Mr Burgess wrote MF after reading Levi-Strauss's "The Scope of Anthropology", in which is discussed the 'incest-riddle nexus' that is to be found in Oedipus as well as in the folklore of some Amerindian tribes. The plot of MF, then, is based on an Algonquin myth in which a boy discovers his sister being raped by his (to borrow from another myth entirely) doppelganger. The boy kills the double, who, unfortunately, is the son of a powerful witch. When the witch comes looking for her missing son, the boy, terrified, pretends to be him, which he can do since his appearance is exactly the same. The witch's suspicions that the boy is not her son can only be allayed by his marrying his sister (the same sister he caught the witch's son assaulting). But even this marriage does not completely dowse the witch's doubts, and so she sets her talking owls to ask the imposter-son riddles, which he successfully answers.
MF follows this myth quite closely, and since it is set in the real world makes for a somewhat unlikely plot, to say the least. The unreal nature of the story is heightened by it being a 1st person narrative told by perhaps Mr Burgess's most sesquipedalian (and that's saying something) character. With the dense and allusive writing and the Caribbean, in which the book is set, being an unrecognisable construction of the writer's imagination, we are reminded of a later Nabokov novel, such as "Ada". Though it is, however, a most Burgessian novel in its earthiness and its feel of an over-spiced meal of pickles and strong meats; a banquet comprising of nothing but delicacies and missing the usual bland fare of English home-cooking. For this reason the novel is best consumed in small doses - this is one of those books that, while being a great read, is very easy to put down, as you feel a need for a breath of fresh air between chapters.
Also present is Mr Burgess's conflicting attitudes to life.
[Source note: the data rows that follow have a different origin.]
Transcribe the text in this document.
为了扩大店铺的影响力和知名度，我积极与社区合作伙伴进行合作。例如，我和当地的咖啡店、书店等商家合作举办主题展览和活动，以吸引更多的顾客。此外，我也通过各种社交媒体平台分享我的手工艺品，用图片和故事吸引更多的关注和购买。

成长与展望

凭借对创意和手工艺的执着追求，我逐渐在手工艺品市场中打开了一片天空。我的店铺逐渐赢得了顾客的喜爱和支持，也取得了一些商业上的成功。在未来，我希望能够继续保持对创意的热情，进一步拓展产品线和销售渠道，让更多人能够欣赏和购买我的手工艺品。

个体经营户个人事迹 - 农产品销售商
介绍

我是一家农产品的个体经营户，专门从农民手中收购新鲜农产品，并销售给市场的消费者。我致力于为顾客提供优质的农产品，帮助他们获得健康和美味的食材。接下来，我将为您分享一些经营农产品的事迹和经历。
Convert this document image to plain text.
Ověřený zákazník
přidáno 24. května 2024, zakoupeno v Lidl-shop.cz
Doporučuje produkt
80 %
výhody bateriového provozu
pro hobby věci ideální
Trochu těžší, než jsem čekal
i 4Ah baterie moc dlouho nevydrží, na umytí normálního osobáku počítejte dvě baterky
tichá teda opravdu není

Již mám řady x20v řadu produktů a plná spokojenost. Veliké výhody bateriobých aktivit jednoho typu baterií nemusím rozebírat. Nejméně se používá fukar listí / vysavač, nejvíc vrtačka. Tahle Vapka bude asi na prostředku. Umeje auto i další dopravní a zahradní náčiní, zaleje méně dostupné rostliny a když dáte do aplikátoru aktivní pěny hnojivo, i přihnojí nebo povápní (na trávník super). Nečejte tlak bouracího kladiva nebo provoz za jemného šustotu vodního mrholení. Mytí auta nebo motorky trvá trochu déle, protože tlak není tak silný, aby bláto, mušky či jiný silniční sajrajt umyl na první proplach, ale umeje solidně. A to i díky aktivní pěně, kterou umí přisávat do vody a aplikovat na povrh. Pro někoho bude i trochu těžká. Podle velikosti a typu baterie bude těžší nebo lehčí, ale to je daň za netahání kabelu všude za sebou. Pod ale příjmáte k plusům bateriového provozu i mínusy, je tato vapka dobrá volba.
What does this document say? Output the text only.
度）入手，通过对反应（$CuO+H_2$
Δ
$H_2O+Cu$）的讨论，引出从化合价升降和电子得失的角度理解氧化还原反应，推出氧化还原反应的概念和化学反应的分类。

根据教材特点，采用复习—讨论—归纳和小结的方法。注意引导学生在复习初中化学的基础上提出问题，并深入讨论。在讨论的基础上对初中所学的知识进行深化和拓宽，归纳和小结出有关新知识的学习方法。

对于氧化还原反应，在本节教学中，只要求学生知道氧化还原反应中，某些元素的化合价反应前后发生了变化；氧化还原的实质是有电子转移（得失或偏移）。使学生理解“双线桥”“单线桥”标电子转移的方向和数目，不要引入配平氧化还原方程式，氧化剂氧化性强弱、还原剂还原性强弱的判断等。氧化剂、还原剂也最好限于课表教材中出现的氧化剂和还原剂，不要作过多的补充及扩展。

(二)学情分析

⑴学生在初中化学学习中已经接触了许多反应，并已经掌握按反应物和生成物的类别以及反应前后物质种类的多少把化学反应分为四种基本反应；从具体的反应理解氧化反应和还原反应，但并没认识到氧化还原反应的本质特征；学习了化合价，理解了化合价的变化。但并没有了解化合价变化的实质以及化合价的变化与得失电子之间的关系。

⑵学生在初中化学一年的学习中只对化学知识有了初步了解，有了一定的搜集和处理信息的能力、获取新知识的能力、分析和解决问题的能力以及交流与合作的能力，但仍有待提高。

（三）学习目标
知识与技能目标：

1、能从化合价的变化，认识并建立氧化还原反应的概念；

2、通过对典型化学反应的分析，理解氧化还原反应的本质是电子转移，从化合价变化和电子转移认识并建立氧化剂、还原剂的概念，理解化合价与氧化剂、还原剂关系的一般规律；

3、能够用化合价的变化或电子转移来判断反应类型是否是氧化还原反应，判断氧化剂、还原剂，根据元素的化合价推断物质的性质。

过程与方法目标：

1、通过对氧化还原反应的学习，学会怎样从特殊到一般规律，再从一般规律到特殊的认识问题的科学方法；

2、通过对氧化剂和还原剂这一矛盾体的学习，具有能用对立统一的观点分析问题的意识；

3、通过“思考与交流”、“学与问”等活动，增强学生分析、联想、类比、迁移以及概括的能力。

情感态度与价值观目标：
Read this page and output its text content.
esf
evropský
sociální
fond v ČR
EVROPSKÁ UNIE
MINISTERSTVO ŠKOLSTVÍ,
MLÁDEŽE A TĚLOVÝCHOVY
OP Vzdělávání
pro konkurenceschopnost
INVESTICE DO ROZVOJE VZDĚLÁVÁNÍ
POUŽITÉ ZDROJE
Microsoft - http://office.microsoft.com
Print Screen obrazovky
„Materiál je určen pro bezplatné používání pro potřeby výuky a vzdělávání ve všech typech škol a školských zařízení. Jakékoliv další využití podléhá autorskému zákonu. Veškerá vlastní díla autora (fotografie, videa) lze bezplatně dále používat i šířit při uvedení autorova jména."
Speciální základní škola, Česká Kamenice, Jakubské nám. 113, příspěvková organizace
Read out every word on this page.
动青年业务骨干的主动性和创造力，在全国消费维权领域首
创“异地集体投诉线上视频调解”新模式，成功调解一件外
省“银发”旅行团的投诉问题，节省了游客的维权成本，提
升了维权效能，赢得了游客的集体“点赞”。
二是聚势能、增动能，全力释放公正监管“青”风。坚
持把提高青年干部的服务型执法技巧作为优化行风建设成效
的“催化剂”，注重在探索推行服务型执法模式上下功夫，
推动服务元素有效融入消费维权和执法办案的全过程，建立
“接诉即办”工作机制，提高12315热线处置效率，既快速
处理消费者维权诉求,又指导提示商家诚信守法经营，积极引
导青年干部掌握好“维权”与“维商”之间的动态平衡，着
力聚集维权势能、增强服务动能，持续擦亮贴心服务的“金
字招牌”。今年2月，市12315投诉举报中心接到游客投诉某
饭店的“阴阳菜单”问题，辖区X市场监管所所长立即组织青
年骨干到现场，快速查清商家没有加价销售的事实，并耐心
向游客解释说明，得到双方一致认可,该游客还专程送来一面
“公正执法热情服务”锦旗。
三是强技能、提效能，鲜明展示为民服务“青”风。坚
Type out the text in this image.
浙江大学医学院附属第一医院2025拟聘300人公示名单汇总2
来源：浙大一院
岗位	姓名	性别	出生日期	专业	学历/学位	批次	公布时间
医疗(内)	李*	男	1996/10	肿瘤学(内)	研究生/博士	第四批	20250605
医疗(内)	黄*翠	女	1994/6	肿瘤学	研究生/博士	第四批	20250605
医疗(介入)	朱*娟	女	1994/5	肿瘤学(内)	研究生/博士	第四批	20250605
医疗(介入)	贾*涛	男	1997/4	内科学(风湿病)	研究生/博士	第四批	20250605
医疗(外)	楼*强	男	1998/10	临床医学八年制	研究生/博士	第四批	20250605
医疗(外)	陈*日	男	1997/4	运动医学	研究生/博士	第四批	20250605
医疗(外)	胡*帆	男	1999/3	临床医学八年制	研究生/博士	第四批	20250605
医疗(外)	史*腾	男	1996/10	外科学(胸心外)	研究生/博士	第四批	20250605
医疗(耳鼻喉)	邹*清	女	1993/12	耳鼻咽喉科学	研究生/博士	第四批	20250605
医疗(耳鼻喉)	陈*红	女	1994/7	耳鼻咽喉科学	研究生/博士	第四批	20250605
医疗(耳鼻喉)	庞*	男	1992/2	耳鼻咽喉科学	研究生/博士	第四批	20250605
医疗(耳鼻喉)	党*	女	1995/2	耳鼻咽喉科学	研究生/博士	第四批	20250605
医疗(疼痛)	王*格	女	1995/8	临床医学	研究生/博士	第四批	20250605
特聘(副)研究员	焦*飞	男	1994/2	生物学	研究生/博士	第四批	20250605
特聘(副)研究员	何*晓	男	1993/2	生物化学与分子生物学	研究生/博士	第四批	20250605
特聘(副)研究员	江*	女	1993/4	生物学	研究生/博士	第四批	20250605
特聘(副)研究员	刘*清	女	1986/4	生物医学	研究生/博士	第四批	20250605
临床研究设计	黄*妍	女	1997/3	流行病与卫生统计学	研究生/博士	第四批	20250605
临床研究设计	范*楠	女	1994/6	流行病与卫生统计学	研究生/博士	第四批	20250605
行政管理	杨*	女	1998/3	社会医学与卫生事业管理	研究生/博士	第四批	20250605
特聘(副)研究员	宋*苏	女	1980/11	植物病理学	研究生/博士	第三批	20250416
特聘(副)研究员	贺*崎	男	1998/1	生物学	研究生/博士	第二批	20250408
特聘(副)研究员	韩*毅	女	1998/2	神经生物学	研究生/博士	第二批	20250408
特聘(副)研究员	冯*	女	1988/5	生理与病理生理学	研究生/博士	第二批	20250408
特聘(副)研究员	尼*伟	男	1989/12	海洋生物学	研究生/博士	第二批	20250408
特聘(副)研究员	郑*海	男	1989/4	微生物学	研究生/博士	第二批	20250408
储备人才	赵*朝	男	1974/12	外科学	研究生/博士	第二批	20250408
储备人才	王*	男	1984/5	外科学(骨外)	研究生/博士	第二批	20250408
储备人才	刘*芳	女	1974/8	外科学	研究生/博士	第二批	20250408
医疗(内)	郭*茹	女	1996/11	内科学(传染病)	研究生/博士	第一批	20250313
On the one hand there is a great guzzling gobbling-up of life and history and all of mankind's achievements in literature, philosophy, art and languages, and on the other hand there is his curmudgeonly bile-regurgitating of his petty hatred of the quotidian disappointments and down-to-earth-with-a-bump frustrations. (This negativity of his used to mar his work for me when I first started reading him as an open-eyed late teenager; now I'm a disillusioned 30-something I find it not wholly unwelcome.)
On the whole, then, MF is an imaginative, picaresque, Joycean word-fest of a novel, and if you like that sort of thing, is as good as anti-real literature gets.